Итак, прозвучало имя Гете, и это заставило меня вздрогнуть.

Ученый между тем продолжал:

— В переписке Гете и Шиллера поэт безоговорочно рассматривается как высшая ступень культуры, и даже величайший философ Кант должен стушеваться перед ним. Культура высшего порядка движется в пространстве души, тем самым она по сути своей нематериальна, и — можете считать это абсурдом — именно нематериальное искал и исследовал я на черном континенте.

Титулованный директор театра заметил с видом гурмана, что тем не менее не следует презирать и кое-какие материальные радости — он имел в виду радости застолья.

— Хорошо, — гласил ответ. — Но главным и решающим остается вопрос о том, чему в человеке отдать предпочтение — демоническому началу или тяге к фактам.

Может показаться удивительным, что я берусь так точно воспроизвести этот мозаичный, клочковатый разговор. Но, может быть, в этом также таится проблема фактов и демонического. И тут я просил бы признать за демоническим началом некую особую силу. Впрочем, теории ученого были не чужды мне, я разделял его «за» и «против». «Культура живет «на» человеке» — многое во мне говорило в пользу этого утверждения, и прежде всего опыт, почерпнутый из наблюдений над так называемым Homo sapiens ferus.[175] Тип дикого человека, выросшего вне соприкосновения с человеческой культурой — его последним примером может отчасти служить Каспар Хаузер,[176] — не вышел за пределы животного состояния. Находясь вне всякого человеческого общества, он поглощал сырую пищу и знал человеческий язык и обычаи меньше, чем собака.

По своему внешнему облику Homo sapiens ferus целиком человек, в остальном — безусловно, животное. А отсюда следует, что для единичного человека язык — не врожденное свойство, а приобретается им постепенно в человеческом обществе и, стало быть, сознательно, как нечто инородное. А без языка нет и культуры.

Я позволил себе, разумеется с подобающей скромностью, изложить вслух все сказанное выше. Это было принято с любезной снисходительностью.

— Язык, — сказал я, несколько ободренный, — это море, неисчерпаемое и загадочное, оно заключает в себе все грозное, опасное, губительное, но также и все доброе, прекрасное и наивысшее.

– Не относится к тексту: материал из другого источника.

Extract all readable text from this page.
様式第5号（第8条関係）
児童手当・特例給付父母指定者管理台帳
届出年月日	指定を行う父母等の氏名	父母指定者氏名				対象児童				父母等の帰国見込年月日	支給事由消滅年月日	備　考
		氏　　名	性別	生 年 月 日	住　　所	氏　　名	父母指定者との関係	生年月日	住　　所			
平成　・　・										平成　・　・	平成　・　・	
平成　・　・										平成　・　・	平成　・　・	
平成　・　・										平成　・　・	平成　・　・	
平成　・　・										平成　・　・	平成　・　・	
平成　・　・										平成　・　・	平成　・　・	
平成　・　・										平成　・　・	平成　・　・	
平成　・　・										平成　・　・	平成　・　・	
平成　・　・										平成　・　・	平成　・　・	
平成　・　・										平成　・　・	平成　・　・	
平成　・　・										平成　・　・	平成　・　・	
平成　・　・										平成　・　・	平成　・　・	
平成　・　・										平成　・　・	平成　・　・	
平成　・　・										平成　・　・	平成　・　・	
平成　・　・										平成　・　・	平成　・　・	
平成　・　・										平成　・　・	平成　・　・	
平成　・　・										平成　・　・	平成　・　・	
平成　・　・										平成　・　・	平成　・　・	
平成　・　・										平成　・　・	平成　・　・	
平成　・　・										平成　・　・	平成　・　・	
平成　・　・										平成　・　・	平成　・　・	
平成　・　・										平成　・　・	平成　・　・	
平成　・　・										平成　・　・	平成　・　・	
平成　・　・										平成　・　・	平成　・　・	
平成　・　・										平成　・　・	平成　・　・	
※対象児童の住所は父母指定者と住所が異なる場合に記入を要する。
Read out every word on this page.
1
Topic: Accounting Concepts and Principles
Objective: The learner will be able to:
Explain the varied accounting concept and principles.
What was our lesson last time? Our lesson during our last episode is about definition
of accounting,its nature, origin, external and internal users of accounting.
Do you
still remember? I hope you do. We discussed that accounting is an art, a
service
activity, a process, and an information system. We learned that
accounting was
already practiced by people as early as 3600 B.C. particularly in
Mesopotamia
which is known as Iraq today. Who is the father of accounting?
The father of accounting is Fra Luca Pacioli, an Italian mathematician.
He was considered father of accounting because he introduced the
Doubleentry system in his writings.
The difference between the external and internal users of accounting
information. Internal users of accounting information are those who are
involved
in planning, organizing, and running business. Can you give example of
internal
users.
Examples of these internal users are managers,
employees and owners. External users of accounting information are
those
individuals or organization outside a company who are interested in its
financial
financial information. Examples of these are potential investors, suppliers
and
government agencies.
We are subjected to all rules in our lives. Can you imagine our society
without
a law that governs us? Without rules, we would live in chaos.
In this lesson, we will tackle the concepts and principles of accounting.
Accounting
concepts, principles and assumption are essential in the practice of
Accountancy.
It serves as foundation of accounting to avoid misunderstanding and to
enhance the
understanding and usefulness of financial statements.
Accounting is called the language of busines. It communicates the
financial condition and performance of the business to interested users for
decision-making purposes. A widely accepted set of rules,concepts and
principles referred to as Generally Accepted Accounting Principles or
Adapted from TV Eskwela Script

— И к тому же, — подхватил ученый, — он, этот священный дар, к которому я причисляю и музыку, до краев заполняет пространство души человеческой. Что иное вся наша духовная жизнь, как не язык, и что иное язык, как не воспоминание, а что такое воспоминание — если понимать это слово в его изначальном значении, — как не погруженность в свою внутреннюю жизнь! Или — о милый немецкий язык! — коль скоро мы мыслители, поэты, маги, — все только воспоминание! погружение в себя!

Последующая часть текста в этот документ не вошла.